(Reuters Health) – Only limited evidence exists regarding patient outcomes from short-term missions that provide reconstructive surgery in lower-income countries, a new systematic review has found.

Because higher complication rates were reported in studies with better information on follow-up, “Studies with a low follow-up quality might be under-reporting complication rates and overestimating the positive impact of missions,” researchers write in BMJ Global Surgery, online April 3.

They recommend that short-term reconstructive-surgery missions work toward sustainable partnerships that would “provide quality aftercare, perform outcome research and build the surgical capacity of local healthcare systems.”

“Our study attempted to summarize what we currently know about these types of missions. By doing so, it also identified what we don’t know, and what we could do in the near future to improve our understanding of missions,” Dr.

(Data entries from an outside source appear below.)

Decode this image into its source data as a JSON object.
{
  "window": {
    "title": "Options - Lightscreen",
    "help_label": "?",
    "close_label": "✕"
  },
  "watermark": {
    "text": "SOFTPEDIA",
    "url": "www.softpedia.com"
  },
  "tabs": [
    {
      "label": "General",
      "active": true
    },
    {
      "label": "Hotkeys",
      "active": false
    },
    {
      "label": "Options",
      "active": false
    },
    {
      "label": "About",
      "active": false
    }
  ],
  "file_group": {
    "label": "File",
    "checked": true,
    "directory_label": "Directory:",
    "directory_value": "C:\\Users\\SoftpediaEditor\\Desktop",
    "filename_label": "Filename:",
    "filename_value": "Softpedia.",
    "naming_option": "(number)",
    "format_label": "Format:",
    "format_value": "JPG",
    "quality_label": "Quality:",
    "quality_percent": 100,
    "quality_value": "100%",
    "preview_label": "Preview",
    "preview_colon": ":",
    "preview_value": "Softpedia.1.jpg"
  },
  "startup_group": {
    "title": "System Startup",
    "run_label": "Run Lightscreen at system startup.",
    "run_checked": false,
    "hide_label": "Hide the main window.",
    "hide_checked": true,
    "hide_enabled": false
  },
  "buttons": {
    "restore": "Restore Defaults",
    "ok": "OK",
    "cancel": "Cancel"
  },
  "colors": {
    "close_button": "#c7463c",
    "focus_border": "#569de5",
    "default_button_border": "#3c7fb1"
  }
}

Thom C.C. Hendriks of VU Medisch Centrum and Global Surgery Amsterdam told Reuters Health by email.

He and his coauthors say theirs was the first systematic review to assess the quality of available data on short-term reconstructive surgical missions.

Such missions are a common and well-established model for providing specialized care in lower- and middle-income countries, where they “have a tendency to work outside the local healthcare system,” according to the report.

Despite the ubiquity of such missions, the authors note, their results are poorly documented. This in turn raises issues about the accountability of missions, whether they are a rational use of resources, and the ethical implications of “surgical volunteerism.”

The authors identified 41 studies of missions to address such conditions as cleft lip, post-burn contractures and noma (an orofacial gangrene). Missions to conflict zones were excluded.

Most of the 41 studies were case series, and 37 were graded as Oxford CEBM Level IV evidence. Twenty-eight related to cleft care.

The studies encompassed more than 48,000 patients (mean age 13) in Africa, Southeast Asia, Eastern Europe and South and Central America. Average mission length was 10 days.

Nine studies (22%) did not report on complications, and 12 (29%) reported a complication rate only, without specifying a follow-up length or rate. The overall complication rate in these 12 studies was 1.2%.

Ten studies (24%) reported follow-up lengths under 180 days, with a mean follow-up rate of 81.3% and a 7.1% complication rate. Another 10 studies provided follow-ups of longer than 180 days, with a mean follow-up rate of 56.0% and a 22.3% complication rate.

Their findings, the authors conclude, “showed that reported complication rates were considerably higher when the quality and length of follow-up increased. This suggests that without data on quality of follow-up, there is a high risk of reporting bias due to under-reporting of complications.

They recommend, among other approaches, that organizations implement “diagonal development” missions, in which short-term specialized missions are combined with longer-term investments in developing sustainable local healthcare systems. The authors also call for better, longer-term reporting of complication rates from surgical missions.

Dr. Josh Ng-Kamstra, a fellow in critical-care medicine at the University of Calgary, Canada, and lead author of a 2016 report on surgical non-governmental organizations, told Reuters Health by email that the authors’ recommendations, while not new, are important.

“Long-term outcomes are especially relevant to reconstructive surgery, often required in younger populations with a long post-surgical life expectancy. Complications can occur well after surgery and can have lasting implications for quality of life.”

Dr. Mark G. Shrime, director of the Center for Global Surgery Evaluation and faculty member in the Program in Global Surgery and Social Change at Harvard Medical School, in Boston, said there are “scads of evidence that these ‘surgical safaris’ are inappropriate (yet) they continue because … they fit our schedules, despite the detrimental effects these missions have on the people we’re ostensibly helping.”

“Short-term trips may have a role, but that role should really only be as a small part of existing, longer-term sustainable partnerships,” he concluded. “Otherwise, we fly in, feel like heroes, and leave our local surgical colleagues to deal with the messes we might just be leaving behind.”

Neither Dr. Ng-Kamstra nor Dr. Shrime was involved in the new report.